The art of meditation is not to try and stop your thoughts, but to observe them. Become the observer of your mind and notice what you are thinking about. Be aware of your thoughts, watch them appear from nowhere, observe them without holding on to them and let them go. Then sit and wait for the next thought to arrive. Let them pass gently across your mind like passing clouds in the sky.
By continually observing our thoughts and letting them pass us by produces a state of relaxation. Why? Because every single thought we have, no matter how big or small, causes a reaction in the body. But if we keep cutting off our thoughts by letting them go, the body will not have the chance to react and will become more and more relaxed.
As the mind and the body are very much interconnected, as the body relaxes, so does the mind, resulting in fewer thoughts and a deep sense of peace and relaxation.
So for those of you who are wondering how to start, then there is no time like the present!

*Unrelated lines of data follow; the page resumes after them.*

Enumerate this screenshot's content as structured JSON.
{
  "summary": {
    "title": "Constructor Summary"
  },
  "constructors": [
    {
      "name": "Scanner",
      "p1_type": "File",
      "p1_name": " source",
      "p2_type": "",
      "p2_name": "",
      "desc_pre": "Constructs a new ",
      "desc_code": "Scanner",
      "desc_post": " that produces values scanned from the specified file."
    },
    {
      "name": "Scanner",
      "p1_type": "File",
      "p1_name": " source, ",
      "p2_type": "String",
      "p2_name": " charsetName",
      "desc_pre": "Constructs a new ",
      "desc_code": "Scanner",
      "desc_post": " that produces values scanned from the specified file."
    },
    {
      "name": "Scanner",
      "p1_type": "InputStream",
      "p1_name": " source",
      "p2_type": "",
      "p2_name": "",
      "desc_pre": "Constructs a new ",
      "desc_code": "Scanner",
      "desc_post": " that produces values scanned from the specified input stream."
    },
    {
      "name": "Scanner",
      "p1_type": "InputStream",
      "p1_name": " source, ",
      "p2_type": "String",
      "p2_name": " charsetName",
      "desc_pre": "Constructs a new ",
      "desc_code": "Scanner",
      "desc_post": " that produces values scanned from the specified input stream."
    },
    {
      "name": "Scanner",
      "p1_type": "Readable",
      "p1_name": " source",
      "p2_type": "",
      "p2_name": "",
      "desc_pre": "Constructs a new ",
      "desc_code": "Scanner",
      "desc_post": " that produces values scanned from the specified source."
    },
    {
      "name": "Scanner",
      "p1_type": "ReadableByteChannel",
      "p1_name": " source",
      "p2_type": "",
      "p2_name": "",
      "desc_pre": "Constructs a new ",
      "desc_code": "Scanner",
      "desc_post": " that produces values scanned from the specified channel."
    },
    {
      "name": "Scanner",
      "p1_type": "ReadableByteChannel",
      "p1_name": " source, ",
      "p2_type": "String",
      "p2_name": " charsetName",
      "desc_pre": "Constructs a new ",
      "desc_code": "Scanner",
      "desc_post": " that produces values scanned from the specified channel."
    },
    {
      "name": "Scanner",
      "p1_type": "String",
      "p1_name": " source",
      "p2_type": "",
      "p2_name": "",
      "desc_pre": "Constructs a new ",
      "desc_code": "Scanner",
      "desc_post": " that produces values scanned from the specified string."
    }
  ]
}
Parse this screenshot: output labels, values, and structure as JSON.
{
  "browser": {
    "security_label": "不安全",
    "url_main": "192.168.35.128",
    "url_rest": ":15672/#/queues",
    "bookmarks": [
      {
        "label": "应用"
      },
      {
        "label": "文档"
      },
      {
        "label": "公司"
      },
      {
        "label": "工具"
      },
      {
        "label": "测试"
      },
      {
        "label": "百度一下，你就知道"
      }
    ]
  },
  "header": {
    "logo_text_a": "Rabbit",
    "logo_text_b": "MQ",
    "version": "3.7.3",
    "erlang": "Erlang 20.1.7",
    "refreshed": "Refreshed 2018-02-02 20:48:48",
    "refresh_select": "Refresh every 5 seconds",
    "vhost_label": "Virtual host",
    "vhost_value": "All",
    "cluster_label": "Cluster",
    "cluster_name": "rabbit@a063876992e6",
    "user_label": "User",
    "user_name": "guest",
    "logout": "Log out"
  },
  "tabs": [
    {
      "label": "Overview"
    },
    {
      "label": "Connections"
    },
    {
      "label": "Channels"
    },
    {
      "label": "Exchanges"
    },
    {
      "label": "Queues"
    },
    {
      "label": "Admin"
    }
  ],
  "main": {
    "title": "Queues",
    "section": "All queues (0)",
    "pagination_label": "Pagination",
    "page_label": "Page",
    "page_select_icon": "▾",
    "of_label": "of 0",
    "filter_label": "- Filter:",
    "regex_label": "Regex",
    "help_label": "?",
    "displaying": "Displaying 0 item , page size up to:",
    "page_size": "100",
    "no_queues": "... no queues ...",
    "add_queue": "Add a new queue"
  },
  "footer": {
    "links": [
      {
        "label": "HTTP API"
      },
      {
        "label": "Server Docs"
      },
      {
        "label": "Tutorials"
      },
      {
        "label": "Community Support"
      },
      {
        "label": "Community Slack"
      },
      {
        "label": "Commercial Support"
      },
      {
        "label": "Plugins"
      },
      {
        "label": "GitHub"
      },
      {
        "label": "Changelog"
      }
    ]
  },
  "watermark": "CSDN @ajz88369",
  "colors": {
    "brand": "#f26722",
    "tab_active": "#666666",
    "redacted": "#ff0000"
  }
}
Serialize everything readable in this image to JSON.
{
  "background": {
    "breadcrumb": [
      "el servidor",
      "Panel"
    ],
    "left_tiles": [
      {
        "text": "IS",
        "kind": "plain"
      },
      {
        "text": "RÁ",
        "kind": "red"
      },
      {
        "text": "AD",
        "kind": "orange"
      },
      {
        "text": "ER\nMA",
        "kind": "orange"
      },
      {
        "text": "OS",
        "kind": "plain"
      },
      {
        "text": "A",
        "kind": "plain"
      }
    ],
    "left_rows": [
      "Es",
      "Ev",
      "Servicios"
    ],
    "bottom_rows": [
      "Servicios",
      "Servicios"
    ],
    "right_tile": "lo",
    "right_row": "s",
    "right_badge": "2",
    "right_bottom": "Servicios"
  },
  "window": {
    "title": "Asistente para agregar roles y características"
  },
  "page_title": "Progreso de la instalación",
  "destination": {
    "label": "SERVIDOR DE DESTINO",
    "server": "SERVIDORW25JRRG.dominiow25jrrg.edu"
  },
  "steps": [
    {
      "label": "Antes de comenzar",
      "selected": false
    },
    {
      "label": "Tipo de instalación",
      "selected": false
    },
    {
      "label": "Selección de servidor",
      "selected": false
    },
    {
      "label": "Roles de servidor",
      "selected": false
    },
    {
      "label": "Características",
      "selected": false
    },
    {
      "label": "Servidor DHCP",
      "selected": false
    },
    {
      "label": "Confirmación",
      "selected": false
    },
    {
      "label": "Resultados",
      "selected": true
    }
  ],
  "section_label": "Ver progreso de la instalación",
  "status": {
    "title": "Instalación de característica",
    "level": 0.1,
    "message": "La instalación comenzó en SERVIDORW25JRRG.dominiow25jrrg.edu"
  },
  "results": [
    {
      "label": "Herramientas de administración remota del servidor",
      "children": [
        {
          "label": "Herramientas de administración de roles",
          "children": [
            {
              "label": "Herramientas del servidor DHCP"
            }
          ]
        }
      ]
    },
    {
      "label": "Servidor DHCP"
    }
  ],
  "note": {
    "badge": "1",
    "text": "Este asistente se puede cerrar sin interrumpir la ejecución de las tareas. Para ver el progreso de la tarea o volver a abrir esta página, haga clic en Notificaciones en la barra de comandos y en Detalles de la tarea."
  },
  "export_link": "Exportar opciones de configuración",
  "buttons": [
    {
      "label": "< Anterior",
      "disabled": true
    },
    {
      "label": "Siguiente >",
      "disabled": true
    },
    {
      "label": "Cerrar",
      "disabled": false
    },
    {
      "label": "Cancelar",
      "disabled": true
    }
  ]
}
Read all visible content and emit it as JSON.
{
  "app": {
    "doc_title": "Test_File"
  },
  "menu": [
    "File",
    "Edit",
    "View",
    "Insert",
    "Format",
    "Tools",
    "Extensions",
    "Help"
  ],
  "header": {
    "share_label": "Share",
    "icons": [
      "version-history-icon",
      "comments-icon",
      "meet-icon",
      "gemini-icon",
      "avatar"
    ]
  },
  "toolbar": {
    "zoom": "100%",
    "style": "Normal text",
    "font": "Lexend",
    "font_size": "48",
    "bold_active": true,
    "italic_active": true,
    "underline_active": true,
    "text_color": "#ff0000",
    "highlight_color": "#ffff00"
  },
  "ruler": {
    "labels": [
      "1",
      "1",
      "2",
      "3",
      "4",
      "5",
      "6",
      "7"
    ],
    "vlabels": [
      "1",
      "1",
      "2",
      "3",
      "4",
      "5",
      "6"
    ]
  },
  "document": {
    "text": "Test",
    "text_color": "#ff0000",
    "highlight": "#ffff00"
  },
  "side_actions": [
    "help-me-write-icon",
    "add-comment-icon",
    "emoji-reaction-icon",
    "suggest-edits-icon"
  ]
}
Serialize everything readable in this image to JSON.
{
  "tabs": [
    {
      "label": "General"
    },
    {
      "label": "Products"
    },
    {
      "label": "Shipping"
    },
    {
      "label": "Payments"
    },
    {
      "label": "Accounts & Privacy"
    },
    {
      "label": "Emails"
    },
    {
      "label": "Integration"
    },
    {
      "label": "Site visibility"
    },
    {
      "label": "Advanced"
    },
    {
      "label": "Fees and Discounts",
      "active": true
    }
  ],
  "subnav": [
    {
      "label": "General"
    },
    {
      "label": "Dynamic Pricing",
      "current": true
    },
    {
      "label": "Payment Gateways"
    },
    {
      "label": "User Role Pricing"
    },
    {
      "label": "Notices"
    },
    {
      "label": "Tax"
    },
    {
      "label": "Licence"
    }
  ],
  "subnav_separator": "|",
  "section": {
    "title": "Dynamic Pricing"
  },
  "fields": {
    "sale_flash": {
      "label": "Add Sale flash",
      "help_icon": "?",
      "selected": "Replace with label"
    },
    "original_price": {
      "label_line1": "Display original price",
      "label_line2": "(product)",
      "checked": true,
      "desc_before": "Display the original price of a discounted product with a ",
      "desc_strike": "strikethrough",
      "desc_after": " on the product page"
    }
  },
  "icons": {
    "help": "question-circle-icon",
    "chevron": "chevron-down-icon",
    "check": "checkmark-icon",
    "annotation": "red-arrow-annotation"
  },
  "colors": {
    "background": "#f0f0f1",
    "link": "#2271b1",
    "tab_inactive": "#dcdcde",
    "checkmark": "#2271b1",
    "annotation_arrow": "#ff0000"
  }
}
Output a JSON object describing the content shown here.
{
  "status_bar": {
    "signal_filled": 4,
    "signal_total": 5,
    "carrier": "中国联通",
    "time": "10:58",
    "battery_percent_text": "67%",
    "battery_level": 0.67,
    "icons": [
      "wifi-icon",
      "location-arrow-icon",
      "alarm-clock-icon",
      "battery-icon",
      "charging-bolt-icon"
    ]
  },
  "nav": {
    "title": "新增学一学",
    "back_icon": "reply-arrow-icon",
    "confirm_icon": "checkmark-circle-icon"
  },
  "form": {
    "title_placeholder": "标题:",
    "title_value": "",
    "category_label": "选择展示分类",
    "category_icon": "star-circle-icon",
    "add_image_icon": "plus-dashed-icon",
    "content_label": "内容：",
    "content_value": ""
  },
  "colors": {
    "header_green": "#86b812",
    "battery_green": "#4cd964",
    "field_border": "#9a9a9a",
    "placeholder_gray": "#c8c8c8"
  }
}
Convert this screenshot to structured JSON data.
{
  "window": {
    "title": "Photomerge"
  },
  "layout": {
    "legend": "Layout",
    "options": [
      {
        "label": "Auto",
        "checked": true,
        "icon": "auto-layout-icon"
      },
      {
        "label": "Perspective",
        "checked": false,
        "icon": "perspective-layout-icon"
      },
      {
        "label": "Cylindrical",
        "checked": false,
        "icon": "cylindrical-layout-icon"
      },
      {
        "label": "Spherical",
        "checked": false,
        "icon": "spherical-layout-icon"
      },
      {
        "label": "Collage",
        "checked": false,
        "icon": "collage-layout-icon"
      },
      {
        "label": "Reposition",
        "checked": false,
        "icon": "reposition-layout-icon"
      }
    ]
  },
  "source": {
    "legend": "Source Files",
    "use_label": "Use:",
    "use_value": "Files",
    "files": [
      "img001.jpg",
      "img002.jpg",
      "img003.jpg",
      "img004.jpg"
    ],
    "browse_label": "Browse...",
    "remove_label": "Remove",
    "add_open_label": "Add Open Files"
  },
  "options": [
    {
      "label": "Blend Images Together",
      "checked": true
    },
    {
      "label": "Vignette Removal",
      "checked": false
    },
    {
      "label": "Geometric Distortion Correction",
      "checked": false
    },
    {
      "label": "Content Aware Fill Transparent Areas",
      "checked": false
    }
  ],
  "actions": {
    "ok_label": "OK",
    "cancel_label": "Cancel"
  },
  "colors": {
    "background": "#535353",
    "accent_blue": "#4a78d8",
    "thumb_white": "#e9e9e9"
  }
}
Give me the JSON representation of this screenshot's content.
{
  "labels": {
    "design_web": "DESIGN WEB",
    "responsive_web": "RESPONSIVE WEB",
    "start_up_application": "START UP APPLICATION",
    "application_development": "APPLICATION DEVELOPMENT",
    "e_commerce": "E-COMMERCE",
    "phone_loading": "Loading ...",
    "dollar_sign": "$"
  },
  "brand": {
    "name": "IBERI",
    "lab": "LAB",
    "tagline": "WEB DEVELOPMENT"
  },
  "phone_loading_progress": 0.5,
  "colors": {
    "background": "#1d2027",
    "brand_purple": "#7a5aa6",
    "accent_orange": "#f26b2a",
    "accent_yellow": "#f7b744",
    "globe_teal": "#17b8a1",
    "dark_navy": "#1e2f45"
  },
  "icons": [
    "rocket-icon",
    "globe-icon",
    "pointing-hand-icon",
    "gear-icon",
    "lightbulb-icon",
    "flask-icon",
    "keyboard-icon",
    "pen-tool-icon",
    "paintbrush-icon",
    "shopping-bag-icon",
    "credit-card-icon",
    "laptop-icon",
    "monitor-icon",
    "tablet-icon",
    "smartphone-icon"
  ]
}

So…
Find somewhere comfortable to sit with your back straight. Close your eyes and focus on every muscle of your body relaxing, starting from your forehead all the way down to the toes.
- Take your attention to your breathing. Count each breath after the out-breath until you reach 10. Then go back to one and repeat.
- Every time the mind starts to drift off, notice your thoughts, let them go and bring your focus back to the breath.
- If you find it difficult to let go of the thought, then note if it is a thought from the past, the future or just a fantasy. If it is from the past, say in your mind “remembering”. If it is thought about the future, say “planning”, a fantasy, say “thinking” and then bring the thought back to the breath.
- Drop the counting and bring your awareness to any sensations in the body, the sounds around you or the colours and shapes forming on the inside of your eyelids. Just simply observe them, without thought, without judging and just simply “be”.